VoIP vs. traditional telephony: Why should carrier Worry?
VoIP vs. traditional telephony
Henning Schulzrinne in a slide entitled “Why should carriers worry?”† nicely states the threats to traditional operators:
- Evolution from application-specific infrastructures ⇒ Content-neutral bandwidth delivery mechanism - takes away the large margins which the operators are used to (and want!):
- “GPRS: $4-10/MB, SMS: >$62.50/MB, voice (mobile and landline): $1.70/MB”
- Only operators can offer services ⇒ Anybody can offer phone services
- SIP only needs to handle signaling, not media traffic
- High barriers to entry ⇒ No regulatory hurdles‡
In addition to this we can add:
- Only vendors can create services ⇒ anybody can create a service
NB. These new services can be far broader than traditional telephony services.

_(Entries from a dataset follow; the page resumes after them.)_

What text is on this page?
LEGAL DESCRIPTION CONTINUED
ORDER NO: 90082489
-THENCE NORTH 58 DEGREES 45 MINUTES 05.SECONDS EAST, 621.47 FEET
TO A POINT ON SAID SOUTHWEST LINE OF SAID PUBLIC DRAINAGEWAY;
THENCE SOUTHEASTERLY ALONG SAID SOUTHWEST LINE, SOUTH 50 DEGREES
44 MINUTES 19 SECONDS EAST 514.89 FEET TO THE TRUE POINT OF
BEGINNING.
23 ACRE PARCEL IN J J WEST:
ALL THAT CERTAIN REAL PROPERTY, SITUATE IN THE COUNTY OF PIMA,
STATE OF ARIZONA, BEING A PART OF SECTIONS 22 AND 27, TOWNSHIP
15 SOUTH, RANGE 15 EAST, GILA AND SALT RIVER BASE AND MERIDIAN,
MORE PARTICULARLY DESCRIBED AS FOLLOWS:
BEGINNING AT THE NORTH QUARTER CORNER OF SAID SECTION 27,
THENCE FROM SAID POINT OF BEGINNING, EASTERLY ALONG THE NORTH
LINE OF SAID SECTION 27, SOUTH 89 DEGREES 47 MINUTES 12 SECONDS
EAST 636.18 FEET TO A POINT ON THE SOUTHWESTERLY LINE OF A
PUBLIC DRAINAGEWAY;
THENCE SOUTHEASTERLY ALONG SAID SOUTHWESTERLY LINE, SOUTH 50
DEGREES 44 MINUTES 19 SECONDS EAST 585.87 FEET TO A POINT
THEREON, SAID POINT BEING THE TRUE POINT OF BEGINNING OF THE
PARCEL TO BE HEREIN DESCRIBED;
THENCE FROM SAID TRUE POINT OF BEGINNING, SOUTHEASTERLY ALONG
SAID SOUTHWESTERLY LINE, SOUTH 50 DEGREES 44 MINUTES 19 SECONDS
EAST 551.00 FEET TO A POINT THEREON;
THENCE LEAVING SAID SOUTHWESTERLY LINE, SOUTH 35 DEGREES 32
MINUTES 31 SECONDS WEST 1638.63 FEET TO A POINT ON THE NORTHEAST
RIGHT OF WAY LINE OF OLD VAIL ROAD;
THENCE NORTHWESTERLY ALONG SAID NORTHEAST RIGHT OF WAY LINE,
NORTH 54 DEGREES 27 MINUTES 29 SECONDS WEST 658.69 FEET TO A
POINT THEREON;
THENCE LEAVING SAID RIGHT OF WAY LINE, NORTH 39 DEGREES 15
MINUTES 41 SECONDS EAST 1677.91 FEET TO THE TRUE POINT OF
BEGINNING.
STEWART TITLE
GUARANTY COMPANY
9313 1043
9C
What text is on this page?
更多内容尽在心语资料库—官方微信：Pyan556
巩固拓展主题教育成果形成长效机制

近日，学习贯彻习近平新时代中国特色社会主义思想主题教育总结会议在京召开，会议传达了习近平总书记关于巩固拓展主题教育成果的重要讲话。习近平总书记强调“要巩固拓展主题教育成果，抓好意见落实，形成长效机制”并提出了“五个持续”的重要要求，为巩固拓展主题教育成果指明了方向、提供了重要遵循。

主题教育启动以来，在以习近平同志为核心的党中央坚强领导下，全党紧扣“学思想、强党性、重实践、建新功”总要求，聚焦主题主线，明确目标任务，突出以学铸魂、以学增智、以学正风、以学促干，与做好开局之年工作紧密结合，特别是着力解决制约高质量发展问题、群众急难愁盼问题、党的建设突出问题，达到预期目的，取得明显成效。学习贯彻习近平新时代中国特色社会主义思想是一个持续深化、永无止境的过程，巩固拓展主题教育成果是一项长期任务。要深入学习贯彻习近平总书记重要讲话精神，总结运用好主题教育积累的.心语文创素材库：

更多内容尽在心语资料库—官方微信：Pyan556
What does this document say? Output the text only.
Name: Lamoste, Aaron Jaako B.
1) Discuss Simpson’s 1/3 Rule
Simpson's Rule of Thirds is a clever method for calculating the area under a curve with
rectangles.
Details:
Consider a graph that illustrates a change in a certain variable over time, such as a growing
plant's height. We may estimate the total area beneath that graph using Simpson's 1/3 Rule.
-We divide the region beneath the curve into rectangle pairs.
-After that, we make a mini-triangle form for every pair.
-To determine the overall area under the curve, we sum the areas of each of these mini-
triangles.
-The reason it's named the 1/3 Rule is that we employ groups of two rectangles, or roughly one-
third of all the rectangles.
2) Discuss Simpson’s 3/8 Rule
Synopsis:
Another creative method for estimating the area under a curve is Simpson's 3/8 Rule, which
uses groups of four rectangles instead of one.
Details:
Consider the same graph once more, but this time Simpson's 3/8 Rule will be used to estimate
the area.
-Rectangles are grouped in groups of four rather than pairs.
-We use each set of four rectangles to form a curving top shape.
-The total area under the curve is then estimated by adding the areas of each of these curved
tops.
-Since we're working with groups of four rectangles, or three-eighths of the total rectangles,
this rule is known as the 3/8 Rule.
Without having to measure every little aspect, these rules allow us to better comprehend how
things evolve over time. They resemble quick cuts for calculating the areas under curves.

†Henning Schulzrinne, “When will the telephone network disappear?”,as part of Intensive Graduate Course "Internet Multimedia", University of Oulu, 3-6 June 2002.
‡ see later slide on “Regulations in Sweden”
Transcript
[slide49] Henning Schulzrinne had a slide called, "Why Should Carriers Worry?" And he basically said, well, the problem is, as we go from application-specific networks where we can charge very high prices for certain traffic, so for GPRS at the time, $4 to $10 a megabyte, but for SMS, and they loved SMS, they were getting $62.50 per megabyte. Right? It was a wonderful deal, particularly when you could carry SMS over GPRS. We went from a world where only operators could provide services to anybody being able to provide phone services. The SIP only needed to handle the signaling, not the media stream. And we went from a world where very high barriers for entry. There were only a few companies that were big enough to afford these huge investments that were needed, to basically no regulatory hurdles at all. And I think we can add to that, that previously we were in a situation where only the vendors of that telephony system could introduce services. Now, anyone with an idea could introduce a new service. This is a very, very, very enormous change. Not surprisingly, Henning Schulzrinne for a while was the chief technologist for the FCC in the U.S.